Santiago ALBA : Même ceux d’entre nous, lecteurs de Rebelión, qui connaissent mieux la réalité cubaine, continuent d’affirmer la différence dans les « principes » de la Révolution sans connaître la différence beaucoup plus importante dans son fonctionnement quotidien. En Espagne, par exemple, un livre coûte en moyenne l’équivalent de 25 miches de pain ; et avec ce que coûte une petite voiture, un lecteur pourrait difficilement s’acheter trois ans de lecture. Dans le même temps, l’Espagne est le pays d’Europe qui publie le plus de nouveaux titres chaque année et qui compte le moins de lecteurs. Combien coûte un livre à Cuba ? Combien de Cubains lisent régulièrement ? Combien de bibliothèques publiques y a-t-il par habitant ? En Espagne, en outre, le processus de concentration de l’édition entre les mains de trois ou quatre grands groupes et l’orientation strictement commerciale de la culture, déterminent le paradoxe suivant : plus on publie de livres, moins les auteurs ont d’influence sociale et plus il est difficile pour les petits éditeurs de mettre sur le marché des livres de qualité et d’impact durable. Vous avez été directeur de la maison d’édition Abril et fondateur de La Jiribilla. Pouvez-vous nous expliquer comment naît une maison d’édition ou un journal à Cuba ? Quelle relation institutionnelle entretiennent-ils avec l’État ? En tant qu’auteur, exposé comme je le suis au « piratage » par des entreprises qui me « protègent » du communisme de mes lecteurs (qui voudraient me photocopier ou me lire gratuitement sur le net), j’aimerais aussi que vous m’expliquiez comment vit un auteur à Cuba et quel type de relation institutionnelle lie les auteurs à l’Institut du livre que vous présidez. Quels sont les droits de l’auteur à Cuba ?

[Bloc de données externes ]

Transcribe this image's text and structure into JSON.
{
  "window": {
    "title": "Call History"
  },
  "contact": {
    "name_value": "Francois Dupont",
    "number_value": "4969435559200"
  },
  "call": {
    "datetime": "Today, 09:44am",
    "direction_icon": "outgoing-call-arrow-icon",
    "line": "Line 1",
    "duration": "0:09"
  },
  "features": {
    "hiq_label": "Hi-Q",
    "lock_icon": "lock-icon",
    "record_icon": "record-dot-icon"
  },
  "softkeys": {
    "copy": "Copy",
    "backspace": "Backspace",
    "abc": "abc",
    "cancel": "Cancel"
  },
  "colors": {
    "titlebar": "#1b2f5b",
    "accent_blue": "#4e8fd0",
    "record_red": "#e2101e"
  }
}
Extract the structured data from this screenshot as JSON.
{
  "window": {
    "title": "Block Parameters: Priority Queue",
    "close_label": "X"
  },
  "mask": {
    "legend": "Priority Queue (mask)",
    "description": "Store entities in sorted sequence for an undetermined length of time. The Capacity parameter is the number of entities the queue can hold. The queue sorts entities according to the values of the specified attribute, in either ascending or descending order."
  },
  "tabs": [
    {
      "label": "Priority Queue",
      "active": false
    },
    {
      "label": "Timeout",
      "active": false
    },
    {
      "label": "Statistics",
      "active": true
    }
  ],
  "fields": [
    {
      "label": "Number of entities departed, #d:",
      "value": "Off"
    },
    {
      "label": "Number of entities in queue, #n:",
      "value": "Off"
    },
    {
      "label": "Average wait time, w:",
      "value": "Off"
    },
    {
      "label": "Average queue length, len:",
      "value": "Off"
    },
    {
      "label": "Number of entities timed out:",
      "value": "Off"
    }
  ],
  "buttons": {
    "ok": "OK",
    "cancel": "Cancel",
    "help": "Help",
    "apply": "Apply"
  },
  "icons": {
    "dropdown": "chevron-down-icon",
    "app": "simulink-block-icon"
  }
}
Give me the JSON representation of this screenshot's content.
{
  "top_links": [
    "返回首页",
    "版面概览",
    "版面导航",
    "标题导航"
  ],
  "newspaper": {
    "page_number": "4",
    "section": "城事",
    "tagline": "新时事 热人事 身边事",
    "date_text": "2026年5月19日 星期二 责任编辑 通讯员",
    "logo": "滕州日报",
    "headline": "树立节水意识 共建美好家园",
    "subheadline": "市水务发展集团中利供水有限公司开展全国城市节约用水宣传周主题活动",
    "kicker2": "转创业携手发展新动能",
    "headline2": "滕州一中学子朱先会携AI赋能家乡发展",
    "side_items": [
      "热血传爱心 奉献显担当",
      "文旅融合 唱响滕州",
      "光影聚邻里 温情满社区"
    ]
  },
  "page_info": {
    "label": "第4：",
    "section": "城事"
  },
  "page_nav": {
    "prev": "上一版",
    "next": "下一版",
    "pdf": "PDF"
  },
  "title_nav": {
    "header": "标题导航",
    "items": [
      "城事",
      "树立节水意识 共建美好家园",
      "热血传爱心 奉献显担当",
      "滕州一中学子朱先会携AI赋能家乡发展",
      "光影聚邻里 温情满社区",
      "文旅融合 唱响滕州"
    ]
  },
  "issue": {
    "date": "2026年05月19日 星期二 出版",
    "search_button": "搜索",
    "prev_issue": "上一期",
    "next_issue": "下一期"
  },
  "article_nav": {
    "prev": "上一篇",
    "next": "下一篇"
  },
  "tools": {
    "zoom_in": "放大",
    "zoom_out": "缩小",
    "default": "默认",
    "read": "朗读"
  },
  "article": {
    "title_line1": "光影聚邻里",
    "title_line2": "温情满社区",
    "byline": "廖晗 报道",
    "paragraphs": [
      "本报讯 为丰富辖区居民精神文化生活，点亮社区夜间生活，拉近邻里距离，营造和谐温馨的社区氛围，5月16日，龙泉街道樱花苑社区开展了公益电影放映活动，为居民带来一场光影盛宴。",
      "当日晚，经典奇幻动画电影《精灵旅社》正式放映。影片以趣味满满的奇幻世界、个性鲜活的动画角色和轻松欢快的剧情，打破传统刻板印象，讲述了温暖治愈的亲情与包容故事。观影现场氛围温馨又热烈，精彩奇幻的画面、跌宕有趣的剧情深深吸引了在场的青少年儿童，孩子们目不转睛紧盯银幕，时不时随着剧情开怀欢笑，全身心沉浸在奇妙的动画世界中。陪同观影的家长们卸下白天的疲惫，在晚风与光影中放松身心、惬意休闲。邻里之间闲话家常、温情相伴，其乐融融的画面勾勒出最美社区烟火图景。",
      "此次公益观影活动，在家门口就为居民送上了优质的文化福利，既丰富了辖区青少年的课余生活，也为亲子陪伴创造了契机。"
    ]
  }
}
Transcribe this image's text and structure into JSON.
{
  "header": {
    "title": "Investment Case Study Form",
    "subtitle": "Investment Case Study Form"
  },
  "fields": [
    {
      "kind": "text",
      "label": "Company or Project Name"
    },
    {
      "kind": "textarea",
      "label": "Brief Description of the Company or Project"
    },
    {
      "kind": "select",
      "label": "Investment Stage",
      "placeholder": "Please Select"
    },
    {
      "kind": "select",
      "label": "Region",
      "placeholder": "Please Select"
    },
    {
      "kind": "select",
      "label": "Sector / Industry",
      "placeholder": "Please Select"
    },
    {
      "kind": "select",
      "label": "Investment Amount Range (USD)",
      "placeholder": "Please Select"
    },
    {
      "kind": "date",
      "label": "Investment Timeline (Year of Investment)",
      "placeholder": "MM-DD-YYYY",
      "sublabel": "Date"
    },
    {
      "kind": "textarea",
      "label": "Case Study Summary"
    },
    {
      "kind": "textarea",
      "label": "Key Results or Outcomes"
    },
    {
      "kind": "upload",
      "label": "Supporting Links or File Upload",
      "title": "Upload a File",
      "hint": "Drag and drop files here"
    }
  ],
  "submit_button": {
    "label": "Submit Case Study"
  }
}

Iroel SANCHEZ : Il y a 577 périodiques et 128 maisons d’édition enregistrés à Cuba. Si vous parlez des quotidiens sur papier, pour des raisons économiques, nous n’en avons que deux, mais si vous allez sur Internet, vous en verrez des dizaines. Étant donné que la culture et l’information ne sont pas conçues comme un commerce, et que la majorité des magazines et des livres sont vendus en pesos cubains, malgré le fait que leurs coûts soient en dollars, l’émergence d’un journal électronique est beaucoup plus viable. La Jiribilla est apparue il y a trois ans sur Internet et commence seulement à circuler sur papier.

Il existe des centaines de publications de centres scientifiques, d’associations et d’institutions religieuses. Des groupes de jeunes écrivains ont également fondé de petites maisons d’édition ou des magazines, dont plusieurs en dehors de La Havane, avec le soutien d’une organisation comme l’Association Hermanos Saíz ; ou ici même, deux poètes, Reina María Rodríguez et Antón Arrufat, dirigent un magazine et une maison d’édition pour mener à bien des travaux expérimentaux en littérature. Il y a quelques années, Cintio Vitier a fondé La isla Infinita, une belle publication qui allie art et poésie.

La croissance des maisons d’édition en dehors de la capitale a été stimulée pour répondre au potentiel créatif qui existe dans tout le pays, et ces éditeurs produisent plus de 400 titres par an. Ceux des jeunes écrivains et ceux de province sont soutenus matériellement par l’Etat à travers l’Institut du livre, les autres sont financés par les associations ou les institutions non gouvernementales auxquelles ils appartiennent (à Cuba, il y en a plusieurs centaines, ce qui est souvent ignoré). Dans tous les cas, les décisions concernant ce qu’ils publient sont prises par des comités de rédaction composés d’écrivains et d’intellectuels.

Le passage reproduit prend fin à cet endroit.